The Cascades + END
Gütersloh, Alte Weberei 05.05.2004

Eins vorweg. Es gibt Momente oder Situationen, da frage ich mich ernsthaft, ob die "Szene" noch alle Tassen im Schrank hat. Da laufen sie schwarzgekleidet und perfekt geschminkt für teuer Geld in irgendwelche Diskotheken, deren DJ's nur die Alternativ Charts rauf und runter spielen (gab es in den letzten fünf Jahren hier eine Band mit Gitarren?) und dann veranstaltet mal jemand ein geniales Konzert und gerade mal 25 Nasen kommen (und das bei einem Preis von 9 Euro/ was der geneigte Schwarzkonsument locker für einen Discobesuch ausgibt/ nicht insgesamt, sondern als Eintritt). Kulturbanauserei und schwarzgekleidete Dummheit gehen in OWL Hand in Hand.

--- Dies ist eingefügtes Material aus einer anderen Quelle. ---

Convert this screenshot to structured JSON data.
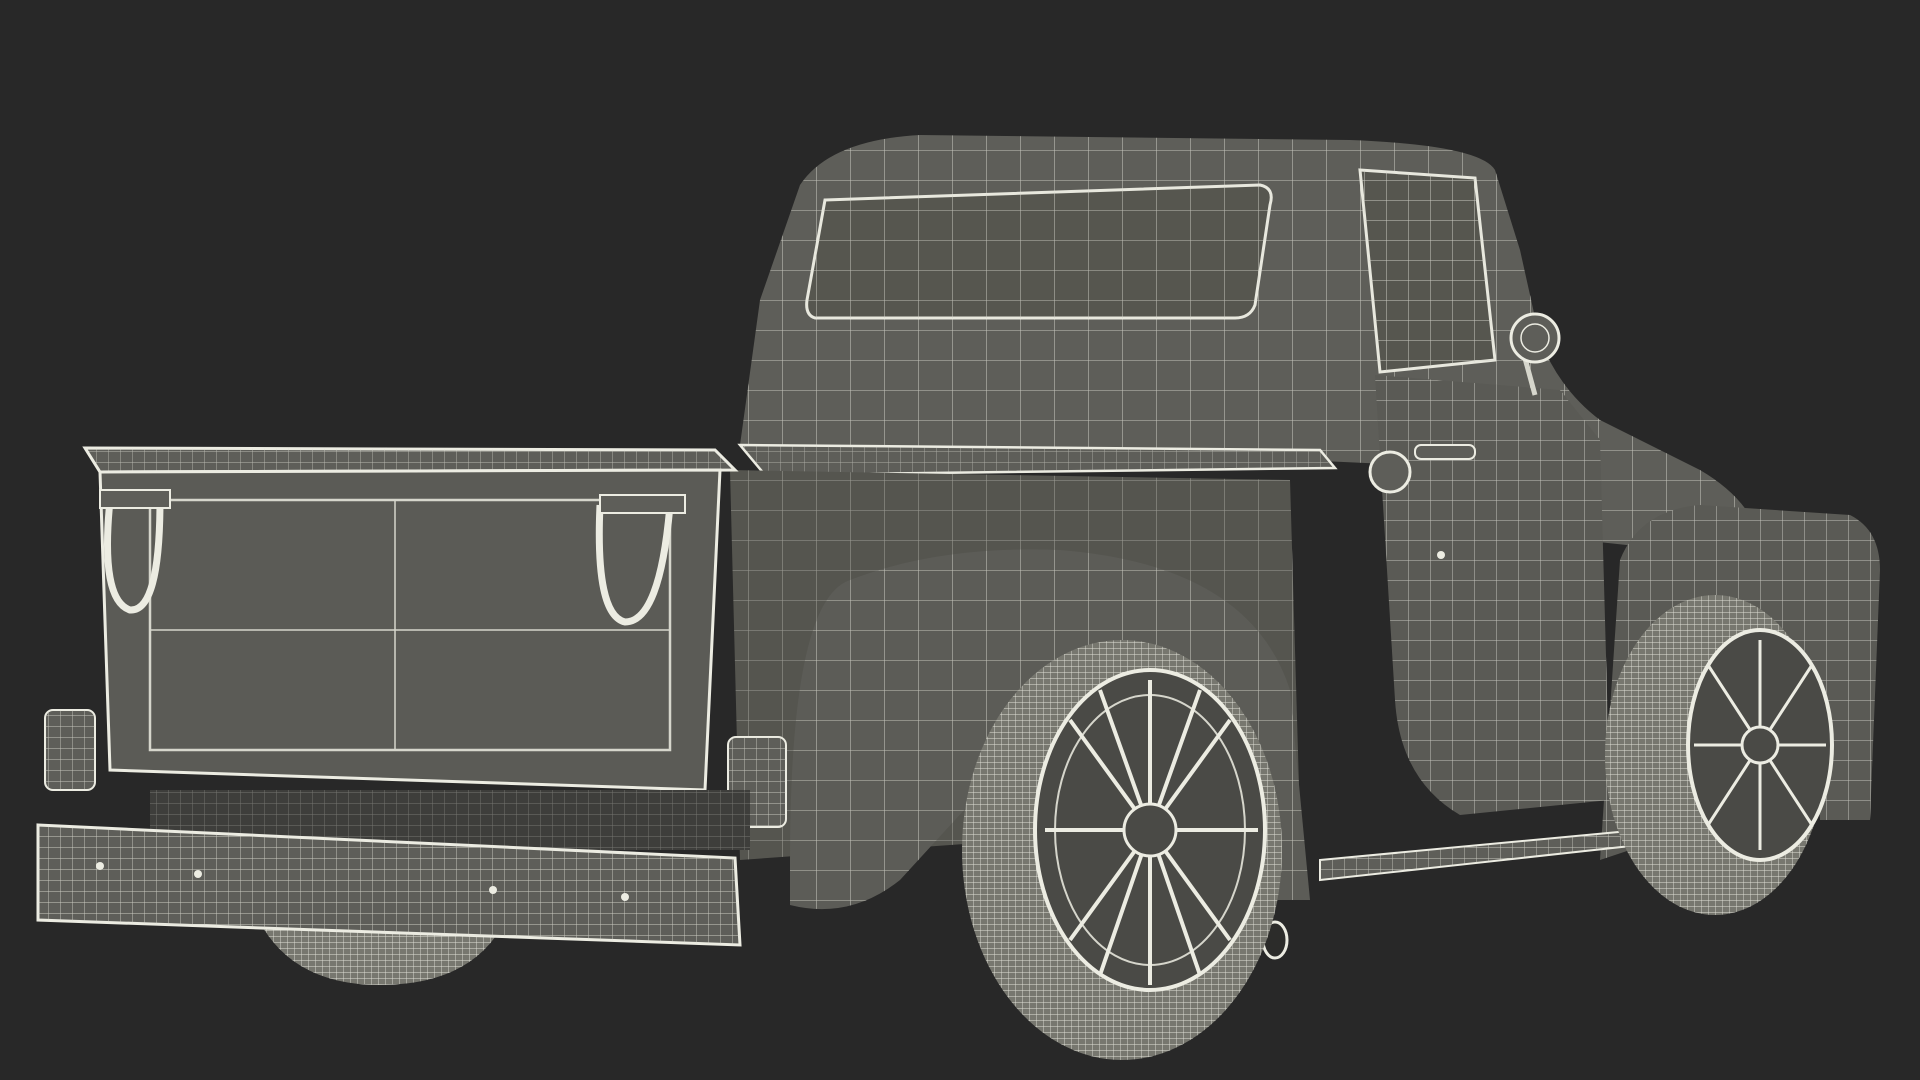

Diese 25 Nasen werden Ohren gehabt haben und konnten ein Konzert geniessen, welches auf eindrucksvolle Weise gezeigt hat, wo der Unterschied zwischen Bands, die den Anwesenden, egal in welcher Anzahl sie erschienen sind, alles geben und Bands, die sich nur vor reichhaltigem Publikum präsentieren (ich hatte da so ein komisches Konzert im April).

Die drei Musiker von END hatten eigentlich ein Heimspiel, hatte sich aber wohl nicht überall rumgesprochen. Eine Lava-artige Doomorgie voller Düsternis. Gitarrist Danny spielte meist in Rücken-unschonender Haltung seine molligen Riffs, während Sänger Josch mit geschlossenen Augen und angeleuchtet vom Kerzenleuchter mit leicht rauer, aber warmer Stimme in düsterer Eleganz die Texte intonierte. Die Musik erinnert besonders in Songs wie "Sphere" oder "on winters earth" an die besten Doom Momente von "Empyrium". Die dunklen Vocals werden perfekt mit der finsteren Saitenarbeit kombiniert, besitzen im Mark etwas melancholisches, bleiben aber besetzt mit einer tragenden Finsternis. Etwas mehr Keyboard wurde im Schlussstück "Der Diplomat" eingesetzt. Etwas schade ist der fehlende Drummer, zwar waren die Drumparts zuvor perfekt digitalisiert worden, aber ein lebender Stockschwinger würde dem Gesamtsound sehr gut tun.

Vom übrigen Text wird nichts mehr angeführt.